The Killeen Police Department has geared up for a community awareness initiative that is 23 years strong — the Killeen Citizens Police Academy, which stated on Monday.

Thirty-five people attended the opening class which will meet weekly for three hours until graduation on May 20.

The academy not only teaches participants about the responsibilities of the Killeen Police Department, it provides attendees with insight into the perhaps little-known daily challenges faced by Killeen officers.

“We firmly believe that involving the community in our policing will work and has worked,” Killeen Police Chief Charles “Chuck” Kimble told this year’s class on Monday night. “We want our community to see the stuff that we do and during this 12 weeks they will get that opportunity.”

Citizens in the academy will learn about a variety of law enforcement-related topics, like patrolling, dispatch, investigations, SWAT, hostage negotiations and police dogs. Towards the end of the training, participants will have a chance to go on a four hour “ride along” with a Killeen police officer. There will also be training on firearm usage at the KPD range.

The department’s crime prevention coordinator, Tammy Moseley said she hopes to challenge as well as educate participants.

“We want them to ask questions and to show them things they didn’t know about the inner workings of the police department.” Moseley said. “We’ve had numerous people over the years — some have been city employees, some have been citizens — and they talk about this to people throughout the community, saying how this class is really an eye opener and how it woke them up to the police department.”

Special guest speakers at the Monday opening class included Killeen Mayor Jose Segarra, Killeen City Manager Ron Olson and the KPD recruiting office.

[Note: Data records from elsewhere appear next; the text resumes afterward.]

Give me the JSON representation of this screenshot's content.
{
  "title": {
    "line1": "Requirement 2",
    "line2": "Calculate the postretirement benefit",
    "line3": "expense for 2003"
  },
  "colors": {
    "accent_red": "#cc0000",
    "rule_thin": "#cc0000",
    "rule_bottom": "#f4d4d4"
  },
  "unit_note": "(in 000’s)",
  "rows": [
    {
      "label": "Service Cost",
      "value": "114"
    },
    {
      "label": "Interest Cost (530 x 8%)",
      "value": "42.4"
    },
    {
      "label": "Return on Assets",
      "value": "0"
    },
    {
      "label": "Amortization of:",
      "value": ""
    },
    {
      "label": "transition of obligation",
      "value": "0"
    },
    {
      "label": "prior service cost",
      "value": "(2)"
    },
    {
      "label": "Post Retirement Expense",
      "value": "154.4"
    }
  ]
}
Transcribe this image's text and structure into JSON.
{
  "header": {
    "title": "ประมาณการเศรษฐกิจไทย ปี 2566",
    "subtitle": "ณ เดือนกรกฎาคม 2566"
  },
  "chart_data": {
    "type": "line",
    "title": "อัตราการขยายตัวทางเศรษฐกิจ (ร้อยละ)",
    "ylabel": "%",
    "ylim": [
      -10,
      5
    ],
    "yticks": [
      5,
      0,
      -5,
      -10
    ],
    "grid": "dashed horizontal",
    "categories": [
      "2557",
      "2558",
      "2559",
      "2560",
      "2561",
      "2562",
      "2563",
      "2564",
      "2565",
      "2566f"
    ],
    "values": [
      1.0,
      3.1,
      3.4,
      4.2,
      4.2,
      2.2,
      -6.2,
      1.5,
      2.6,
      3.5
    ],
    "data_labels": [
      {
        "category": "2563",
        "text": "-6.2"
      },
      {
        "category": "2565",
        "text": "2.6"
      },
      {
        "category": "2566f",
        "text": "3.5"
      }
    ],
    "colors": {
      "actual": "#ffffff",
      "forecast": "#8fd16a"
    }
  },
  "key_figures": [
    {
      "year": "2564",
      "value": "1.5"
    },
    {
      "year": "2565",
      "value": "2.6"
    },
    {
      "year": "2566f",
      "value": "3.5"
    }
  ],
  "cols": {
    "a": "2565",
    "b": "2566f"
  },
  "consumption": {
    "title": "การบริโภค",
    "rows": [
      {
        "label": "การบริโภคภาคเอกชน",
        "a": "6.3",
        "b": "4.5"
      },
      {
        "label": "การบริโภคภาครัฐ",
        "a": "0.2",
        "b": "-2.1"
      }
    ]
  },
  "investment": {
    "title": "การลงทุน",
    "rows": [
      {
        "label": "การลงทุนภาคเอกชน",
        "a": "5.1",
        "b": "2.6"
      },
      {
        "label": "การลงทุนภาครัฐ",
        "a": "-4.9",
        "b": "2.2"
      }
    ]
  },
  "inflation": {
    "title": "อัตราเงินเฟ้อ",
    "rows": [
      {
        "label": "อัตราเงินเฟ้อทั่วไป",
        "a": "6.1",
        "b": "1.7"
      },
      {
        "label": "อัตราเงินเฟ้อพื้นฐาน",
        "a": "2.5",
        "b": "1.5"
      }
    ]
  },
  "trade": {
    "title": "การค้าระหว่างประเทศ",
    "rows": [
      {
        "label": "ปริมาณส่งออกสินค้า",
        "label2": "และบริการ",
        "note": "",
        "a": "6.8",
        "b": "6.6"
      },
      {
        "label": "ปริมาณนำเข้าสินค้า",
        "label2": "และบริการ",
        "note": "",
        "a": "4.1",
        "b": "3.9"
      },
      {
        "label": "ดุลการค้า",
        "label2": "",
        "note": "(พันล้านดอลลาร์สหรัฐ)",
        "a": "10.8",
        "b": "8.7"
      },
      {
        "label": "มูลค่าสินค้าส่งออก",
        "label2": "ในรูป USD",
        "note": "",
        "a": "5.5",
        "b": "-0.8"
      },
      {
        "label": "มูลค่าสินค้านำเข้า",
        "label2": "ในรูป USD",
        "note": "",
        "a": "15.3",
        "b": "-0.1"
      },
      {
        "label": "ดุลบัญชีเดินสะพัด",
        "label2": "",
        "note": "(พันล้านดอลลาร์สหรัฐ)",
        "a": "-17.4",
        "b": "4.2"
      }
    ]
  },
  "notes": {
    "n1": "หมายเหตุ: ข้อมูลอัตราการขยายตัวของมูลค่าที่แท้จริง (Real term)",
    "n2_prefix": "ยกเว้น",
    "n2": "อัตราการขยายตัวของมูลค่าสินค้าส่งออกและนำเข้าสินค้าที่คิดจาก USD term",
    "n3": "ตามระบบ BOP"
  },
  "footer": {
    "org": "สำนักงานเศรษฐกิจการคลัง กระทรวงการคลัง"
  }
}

Segarra said that a resource like the Killeen Citizens Police Academy benefits the community by encouraging citizens and police officers to interact and foster a mutual exchange of information.

“We encourage everyone that participates in this class to stay involved, become ambassadors for our city,” Segarra said, encouraging the participants to pass on what they learn to others.

Killeen resident Antonine Hopkins relocated to the area three years ago from Detroit, where he was a police officer.

“I’m taking this class because I want to get to know more about my city,” he said. “I just opened up a business in the city and being prior law enforcement I just want to know what’s offered here and I think this class can do that.”